June 03, 1994|By Ken Murray | Ken Murray,Sun Staff Writer

Don Matthews gave Byron Williams a job in the Canadian Football League seven years ago. Then he gave Williams a nickname.

The nickname stuck, the job didn't.

Four jobs later, they're together again. This time, it's in Baltimore, where Matthews is putting together the CFL Colts, and Williams -- B. K. now -- is a mercurial slot back who can stretch a defense beyond its elasticity.

Theirs is a unique relationship. Some have likened it to father-son. At the least, there is a mutual and lasting respect.

One way or another, wherever Matthews goes as a coach, Williams is almost certain to follow. The two have been on the same team five times, from the British Columbia Lions through the Edmonton Eskimos, Orlando Thunder, Saskatchewan Roughriders and Colts.

"I joke I ought to claim him on my income tax," Matthews said.

Said Williams: "I can go to him and talk about anything. He's like a father figure in a way. We're real compatible. [But] if I wasn't the type athlete he wanted, I wouldn't be on any team with him."

Williams, a native of Texarkana, Texas, took the long road to Canada to find Matthews. He was a world-class athlete at the University of Texas-Arlington in the early 1980s. He passed briefly through the Green Bay Packers and Philadelphia Eagles before winning a wide receiver job with the New York Giants late in 1983.

Williams -- Byron then -- was a deep threat on the juggernaut Bill Parcells was assembling. In three years with the Giants, he averaged 18.6 yards a catch.

But by 1986, he had a falling-out over a contract. Williams thought he had an agreement for a base salary of $200,000. The Giants wanted to pay him $125,000. Williams sat out the year -- and missed the Giants' first Super Bowl title -- over $75,000.

"I got bitter about that," Williams said of the contract dispute. "Looking back, I was kind of hot-headed. I sat out all of '86. They called three times to ask if I'd come back. Being dumb, I brushed them off."

On deck, Canada. The connection to Matthews was made through a college teammate, Roy Dewalt, who played in the CFL. Williams joined Matthews in 1987 at British Columbia and averaged 17 yards a catch. Armed with a big-play weapon, Matthews wanted an appropriate nickname.

"Don said, 'We've got to call you something else,' " Williams said. "I said I signed my checks Byron K. Williams. He said, 'That's it -- B. K.' The name stuck."

Matthews was fired after the 1987 season when a new general manager took control of the Lions. Williams played four more games at British Columbia, then joined his father figure in Edmonton a year later, where Matthews was defensive coordinator. He was traded to Ottawa in training camp.

Next, Williams and Matthews hooked up in Orlando with the World League in 1991. Playing in the slot instead of lined up wide, Williams led the league with 11 touchdown catches.
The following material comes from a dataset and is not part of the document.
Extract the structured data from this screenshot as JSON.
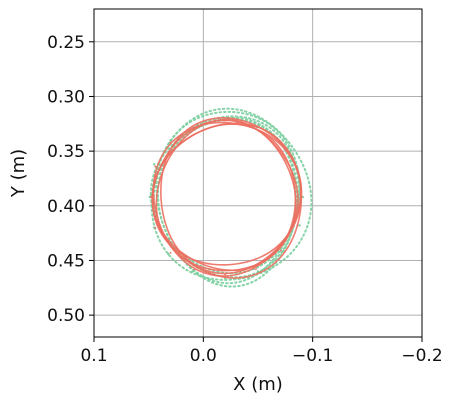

And when Matthews took the head coaching job in Saskatchewan in the middle of the 1991 season, one of his first moves was -- what else? -- to recruit his favorite receiver.

"He's always been productive with me," Matthews said. "I like his speed. I tell him to run fast, catch the ball or go home. That's the bottom line with everybody."
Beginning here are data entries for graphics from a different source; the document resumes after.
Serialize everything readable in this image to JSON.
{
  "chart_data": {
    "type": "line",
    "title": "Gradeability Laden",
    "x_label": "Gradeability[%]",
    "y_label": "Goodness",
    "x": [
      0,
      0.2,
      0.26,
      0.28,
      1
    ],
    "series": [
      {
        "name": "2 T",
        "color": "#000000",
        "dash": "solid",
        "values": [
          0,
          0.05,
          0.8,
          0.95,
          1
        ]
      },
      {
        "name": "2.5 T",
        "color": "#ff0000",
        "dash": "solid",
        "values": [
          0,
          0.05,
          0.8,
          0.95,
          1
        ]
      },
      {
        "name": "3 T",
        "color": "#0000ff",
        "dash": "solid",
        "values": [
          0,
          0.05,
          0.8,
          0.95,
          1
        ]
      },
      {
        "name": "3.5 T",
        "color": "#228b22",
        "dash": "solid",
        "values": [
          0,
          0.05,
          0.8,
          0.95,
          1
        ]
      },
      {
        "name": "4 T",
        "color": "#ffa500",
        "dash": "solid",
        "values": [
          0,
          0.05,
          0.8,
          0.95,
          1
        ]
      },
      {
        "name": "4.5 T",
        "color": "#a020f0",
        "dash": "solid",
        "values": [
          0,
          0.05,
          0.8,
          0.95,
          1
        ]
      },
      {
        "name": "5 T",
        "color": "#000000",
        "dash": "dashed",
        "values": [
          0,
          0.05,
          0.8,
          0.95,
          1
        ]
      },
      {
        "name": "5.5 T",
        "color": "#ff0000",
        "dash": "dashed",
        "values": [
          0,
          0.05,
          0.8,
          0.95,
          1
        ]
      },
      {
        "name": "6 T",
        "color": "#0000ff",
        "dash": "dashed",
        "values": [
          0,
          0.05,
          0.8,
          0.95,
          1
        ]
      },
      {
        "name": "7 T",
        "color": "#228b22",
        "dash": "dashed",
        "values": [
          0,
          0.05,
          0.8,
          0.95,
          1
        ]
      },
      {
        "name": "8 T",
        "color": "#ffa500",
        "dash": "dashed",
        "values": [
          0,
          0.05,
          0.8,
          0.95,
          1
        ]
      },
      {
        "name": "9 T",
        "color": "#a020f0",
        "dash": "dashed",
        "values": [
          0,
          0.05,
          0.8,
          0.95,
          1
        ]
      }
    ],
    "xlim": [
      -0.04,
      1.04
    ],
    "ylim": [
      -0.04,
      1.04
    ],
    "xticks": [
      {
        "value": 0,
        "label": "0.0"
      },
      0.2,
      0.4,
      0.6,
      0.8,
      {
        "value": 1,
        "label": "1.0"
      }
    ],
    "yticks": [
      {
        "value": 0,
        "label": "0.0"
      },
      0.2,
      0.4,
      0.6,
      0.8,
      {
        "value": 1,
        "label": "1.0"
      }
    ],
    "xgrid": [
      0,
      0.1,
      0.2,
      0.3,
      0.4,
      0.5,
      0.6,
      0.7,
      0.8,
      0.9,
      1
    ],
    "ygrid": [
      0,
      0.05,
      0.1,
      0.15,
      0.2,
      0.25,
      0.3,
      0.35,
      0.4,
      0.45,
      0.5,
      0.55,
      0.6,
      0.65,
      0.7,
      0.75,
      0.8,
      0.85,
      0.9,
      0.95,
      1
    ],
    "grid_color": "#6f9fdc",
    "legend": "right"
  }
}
Even at age 33, Williams has maintained blazing speed. He said he ran a 4.38 on artificial turf before camp and once ran a 4.23. He has a lean, muscular build and stays in shape year-round.

As fate would have it, Williams had an escape clause in his contract this year that allowed him to leave Saskatchewan and rejoin Matthews. Matthews' plan is to move Williams to a slot position and get him the ball more often.

Even though they have a unique relationship, Williams says he does not receive preferential treatment.

"Don doesn't cut me any slack," he said. "In fact, he's harder on me than anybody else. He fined me once $99 -- the biggest fine he ever gave anybody -- for missing a walk-through. He uses me as an example."

It's a relationship that has stood the test of time.

"I guess he likes my work habits," Williams said, "and I like his coaching style."